Dalam setiap pemilihan umum, politik menghadirkan tantangan etika yang signifikan bagi mereka yang terlibat di dalamnya. Salah satu kelompok yang terlibat langsung dalam proses politik adalah pengacara yang memilih untuk terjun ke dalam dunia politik.
Dalam konteks pemilu 2024 di Indonesia, pertanyaan tentang etika pengacara dalam politik menjadi semakin relevan, hal ini tidak lepas dari rangkaian pelanggaran kode etik oleh Ketua Mahkamah Konstitusi Anwar Usman, pelanggaran kode etik oleh ketua penyelenggara pemilu sendiri Hasyim Asy’ari ketua KPU, dan bahkan beberapa petisi dari para guru besar kampus-kampus besar di Indonesia perihal pelanggaran demokrasi oleh rezim hari ini.
Pengacara sebagai aparat penegak hukum memiliki pengetahuan dan keterampilan yang unik dalam memahami undang-undang, prosedur hukum, dan prinsip-prinsip keadilan.

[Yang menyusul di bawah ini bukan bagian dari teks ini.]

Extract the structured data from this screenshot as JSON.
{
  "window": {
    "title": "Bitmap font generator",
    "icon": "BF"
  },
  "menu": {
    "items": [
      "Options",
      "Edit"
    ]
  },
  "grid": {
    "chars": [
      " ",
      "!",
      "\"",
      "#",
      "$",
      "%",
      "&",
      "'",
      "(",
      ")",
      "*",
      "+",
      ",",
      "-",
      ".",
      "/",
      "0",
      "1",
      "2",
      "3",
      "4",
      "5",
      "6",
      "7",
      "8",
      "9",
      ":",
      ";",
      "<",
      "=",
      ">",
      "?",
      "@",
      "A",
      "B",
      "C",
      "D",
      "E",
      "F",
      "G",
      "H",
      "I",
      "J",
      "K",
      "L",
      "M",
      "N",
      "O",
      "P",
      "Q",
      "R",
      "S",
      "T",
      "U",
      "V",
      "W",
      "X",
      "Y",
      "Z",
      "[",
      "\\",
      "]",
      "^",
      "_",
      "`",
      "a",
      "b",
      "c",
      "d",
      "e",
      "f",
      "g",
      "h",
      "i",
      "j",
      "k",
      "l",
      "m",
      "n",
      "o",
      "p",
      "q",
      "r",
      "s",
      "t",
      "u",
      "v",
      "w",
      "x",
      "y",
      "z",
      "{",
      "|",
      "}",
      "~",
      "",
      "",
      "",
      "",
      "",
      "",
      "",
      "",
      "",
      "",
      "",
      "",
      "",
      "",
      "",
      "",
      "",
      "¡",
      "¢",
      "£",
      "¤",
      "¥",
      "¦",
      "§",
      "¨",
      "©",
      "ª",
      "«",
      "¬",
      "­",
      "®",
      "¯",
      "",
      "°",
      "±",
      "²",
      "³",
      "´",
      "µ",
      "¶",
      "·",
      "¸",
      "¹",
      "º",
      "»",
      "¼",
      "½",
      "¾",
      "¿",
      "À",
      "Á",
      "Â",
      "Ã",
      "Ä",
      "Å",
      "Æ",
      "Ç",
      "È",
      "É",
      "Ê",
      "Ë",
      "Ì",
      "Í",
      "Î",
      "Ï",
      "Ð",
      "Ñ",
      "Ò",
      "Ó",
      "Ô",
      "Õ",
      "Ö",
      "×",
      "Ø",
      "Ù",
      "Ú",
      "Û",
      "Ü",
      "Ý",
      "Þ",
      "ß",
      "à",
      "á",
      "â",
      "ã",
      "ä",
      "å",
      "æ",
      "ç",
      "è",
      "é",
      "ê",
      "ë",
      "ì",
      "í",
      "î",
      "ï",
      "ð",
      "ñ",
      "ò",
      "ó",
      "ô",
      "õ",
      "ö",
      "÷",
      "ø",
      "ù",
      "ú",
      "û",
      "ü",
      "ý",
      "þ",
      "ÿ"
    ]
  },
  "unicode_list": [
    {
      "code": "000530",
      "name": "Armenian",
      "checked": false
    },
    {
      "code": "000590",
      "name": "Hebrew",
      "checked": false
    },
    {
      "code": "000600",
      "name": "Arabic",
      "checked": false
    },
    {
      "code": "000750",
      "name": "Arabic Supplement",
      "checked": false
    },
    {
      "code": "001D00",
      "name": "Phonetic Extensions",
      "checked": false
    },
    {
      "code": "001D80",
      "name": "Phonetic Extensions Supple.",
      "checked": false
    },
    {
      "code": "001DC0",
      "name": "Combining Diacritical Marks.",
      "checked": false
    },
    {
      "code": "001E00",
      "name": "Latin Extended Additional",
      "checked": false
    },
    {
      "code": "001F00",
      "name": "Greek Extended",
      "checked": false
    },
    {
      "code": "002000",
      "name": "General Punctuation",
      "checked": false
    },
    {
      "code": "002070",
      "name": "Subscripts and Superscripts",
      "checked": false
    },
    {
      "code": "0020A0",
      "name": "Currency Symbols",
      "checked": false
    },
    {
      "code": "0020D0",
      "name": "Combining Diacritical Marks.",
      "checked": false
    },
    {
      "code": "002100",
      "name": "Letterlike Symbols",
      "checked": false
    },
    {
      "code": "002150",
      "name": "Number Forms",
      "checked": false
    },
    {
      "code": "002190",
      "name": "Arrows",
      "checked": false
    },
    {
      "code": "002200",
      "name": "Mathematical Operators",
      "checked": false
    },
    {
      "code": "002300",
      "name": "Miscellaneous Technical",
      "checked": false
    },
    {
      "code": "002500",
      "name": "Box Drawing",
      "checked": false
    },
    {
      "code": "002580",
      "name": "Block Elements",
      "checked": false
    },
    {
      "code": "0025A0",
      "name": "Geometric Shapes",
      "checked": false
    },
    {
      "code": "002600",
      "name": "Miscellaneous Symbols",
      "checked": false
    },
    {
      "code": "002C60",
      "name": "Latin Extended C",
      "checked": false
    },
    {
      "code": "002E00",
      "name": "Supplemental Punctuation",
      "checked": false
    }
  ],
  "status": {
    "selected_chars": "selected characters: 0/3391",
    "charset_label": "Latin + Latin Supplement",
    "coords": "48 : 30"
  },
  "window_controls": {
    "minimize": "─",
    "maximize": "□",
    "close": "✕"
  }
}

Namun, ketika advokat memasuki dunia politik, akan dihadapkan pada sejumlah tantangan etika yang perlu mereka hadapi dengan bijak.

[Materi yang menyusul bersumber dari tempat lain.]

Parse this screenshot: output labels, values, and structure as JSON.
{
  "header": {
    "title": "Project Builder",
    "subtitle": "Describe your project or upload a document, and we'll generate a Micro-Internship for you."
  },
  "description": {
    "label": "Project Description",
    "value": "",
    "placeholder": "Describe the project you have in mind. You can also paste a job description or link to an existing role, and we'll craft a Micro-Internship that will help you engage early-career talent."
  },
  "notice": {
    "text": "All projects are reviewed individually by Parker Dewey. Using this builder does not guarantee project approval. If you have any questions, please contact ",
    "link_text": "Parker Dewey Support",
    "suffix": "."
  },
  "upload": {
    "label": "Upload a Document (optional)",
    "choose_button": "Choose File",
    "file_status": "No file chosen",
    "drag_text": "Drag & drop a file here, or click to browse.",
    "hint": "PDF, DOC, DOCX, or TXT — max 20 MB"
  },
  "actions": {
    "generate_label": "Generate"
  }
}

Baca juga: Pengertian Hak dan Kewajiban, Lengkap!
Salah satu tantangan utama ketika pengacara terjun dalam dunia politik praktis adalah konflik kepentingan. Sebagai pengacara, mungkin mereka telah mewakili klien atau badan hukum tertentu yang memiliki kepentingan dalam politik.
Hal ini dapat menimbulkan pertanyaan tentang independensi lawyer sebagai anggota atau pendukung entitas politik tertentu. Apakah mereka akan memprioritaskan kepentingan klien atau kepentingan afiliasi politiknya? Pertanyaan ini menjadi lebih penting ketika mereka mengambil keputusan yang mempengaruhi masyarakat secara luas.

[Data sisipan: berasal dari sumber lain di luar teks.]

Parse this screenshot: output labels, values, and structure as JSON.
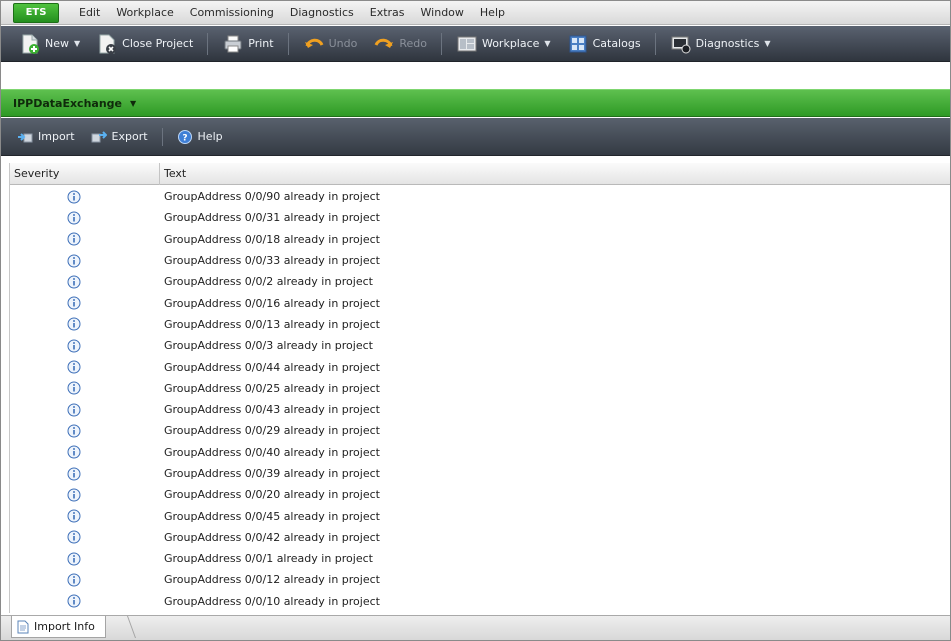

Mengutip dari hukum online, pendapat Prof. Frans Hendra Winarta yang mencotohkan Bill Clinton dan Barack Obama yang mengambil cuti ketika terjun ke dunia politik “Mereka tidak jadi lawyer karena berpolitik ada conflict of interest untuk klien yang dibelanya.
Dia harus inependen dalam free profession. Sedangkan dalam politik harus berpihak” maka penting bagi seorang advokat untuk mempertimbangkan konflik kepentingan yang akan dihadapi ketika terlibat secara langsung dalam dunia politik praktis.
Selain itu, terdapat juga risiko penyalahgunaan pengetahuan hukum untuk kepentingan politik yang sempit. Sebagai pengacara, mereka memiliki akses ke informasi dan strategi hukum yang dapat digunakan untuk keuntungan politik pribadi atau partai politik mereka.
Penggunaan informasi ini dengan tidak etis dapat merusak integritas sistem hukum dan merusak kepercayaan publik terhadap lembaga politik dan organisasi advokat.
Namun dari sudut pandang yang lain, Prof. Otto Hasibuan sebagaimana dimuat dalam hukum online pada tanggal 26 Januari 2024, menurut beliau Pemilu 2024 menjadi momentum advokat terlibat aktif dalam dunia politik. Beliau menilai bahwa selama ini terdapat pandangan keliru bahwa advokat dilarang terlibat politik.
Padahal seorang advokat merupakan warga negara Indonesia yang memiliki hak memilih presiden dan wakil presiden. Lagipula advokat merupakan profesi hukum yang independen, bebas dan mandiri sesuai pikirannya.
Menurut penulis, pandangan Prof. Otto Hasibuan tersebut tidak lagi dalam rel pandangan seorang advokat yang ideal apalagi sebagai pimpinan tertinggi organisasi advokat di Indonesia, tapi mungkin hanya pandangan sebagai warga negara biasa atau bahkan lebih kepada pandangan politis yang sudah sangat dipengaruhi oleh afiliasi politik terhadap pasangan calon tertentu.
Jika kita bedah misalnya, memang betul advokat merupakan warga negara Indonesia yang memiliki hak memilih presiden dan wakil presiden, tapi yang perlu dibedakan adalah ketika dia bertindak sebagai seorang warga negara biasa dengan bertindak sebagai seorang yang berprofesi sebagai advokat merupakan dua premis yang berbeda dengan kompetensi yang berbeda pula. Tentu saja seseorang yang bertindak sebagai advokat memiliki batasan profesionalisme, rule-rule dan kode etik yang harus dia pegang teguh.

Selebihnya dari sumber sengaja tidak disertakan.